Hurney has taken a few of her lessons to heart. First: Work harder, especially for those who follow. “She said once in an article, ‘Unless I do particularly well on this job, another woman might not get a similar appointment,’” says Hurney, who makes a point to work with young lawyers at Jackson Kelly, where he is the leader of the firm’s health care and finance group. “I’ve tried to take one of the young lawyers to every case I’ve tried in the last 10 years.” He also appreciates his grandmother’s manner with colleagues and opposing counsel. “There was never any yelling,” he says. “She was a hoot and certainly not shy, but she didn’t yell and fight.”

While Lorraine stuck with immigration law, Hurney’s practice is varied. “The last five years I’ve tried cases for a coal company, a couple Clean Water Act cases with partners in the environmental group. And this year, I’ve had a medical professional liability trial and a number of appellate cases as part of the team that argued to maintain the constitutionality of our cap on noneconomic damages,” he says. “That was pretty neat.”

“Neat” may be the most Hurney will allow himself, but the June 2011 decision in MacDonald v. City Hospital was a huge win for health care providers in West Virginia. At issue was the constitutionality of the limitation on noneconomic loss in the Medical Professional Liability Act. Thanks in part to Hurney’s work on the case, West Virginia doctors cannot be sued for more than $500,000 for pain and suffering in cases with death or permanent catastrophic injuries. “If you look at that opinion, the findings are in the trend of cases in state high courts that have recognized the legislative power to [uphold caps],” Hurney says. “I think it put West Virginia in the mainstream.”
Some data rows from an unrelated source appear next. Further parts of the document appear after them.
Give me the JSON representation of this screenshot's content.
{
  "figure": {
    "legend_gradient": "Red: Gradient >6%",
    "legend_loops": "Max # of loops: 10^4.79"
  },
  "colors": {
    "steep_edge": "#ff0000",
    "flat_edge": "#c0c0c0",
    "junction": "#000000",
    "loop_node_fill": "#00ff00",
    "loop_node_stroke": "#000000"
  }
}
His family’s legal legacy continues to grow. Hurney’s wife, Julia, is also a lawyer, and their daughter, Grace, will start law school in the fall of 2012. “She hasn’t made a final decision on where yet,” he says, although his alma mater, University of Dayton, is in the mix.

Hurney’s about to eclipse the length of Lorraine’s 29-year federal law career and he’s got no plans to stop working anytime soon. In the words of Lorraine upon taking her post in Philadelphia, “I’m here, and I’m going to stay. So you might as well get used to it.”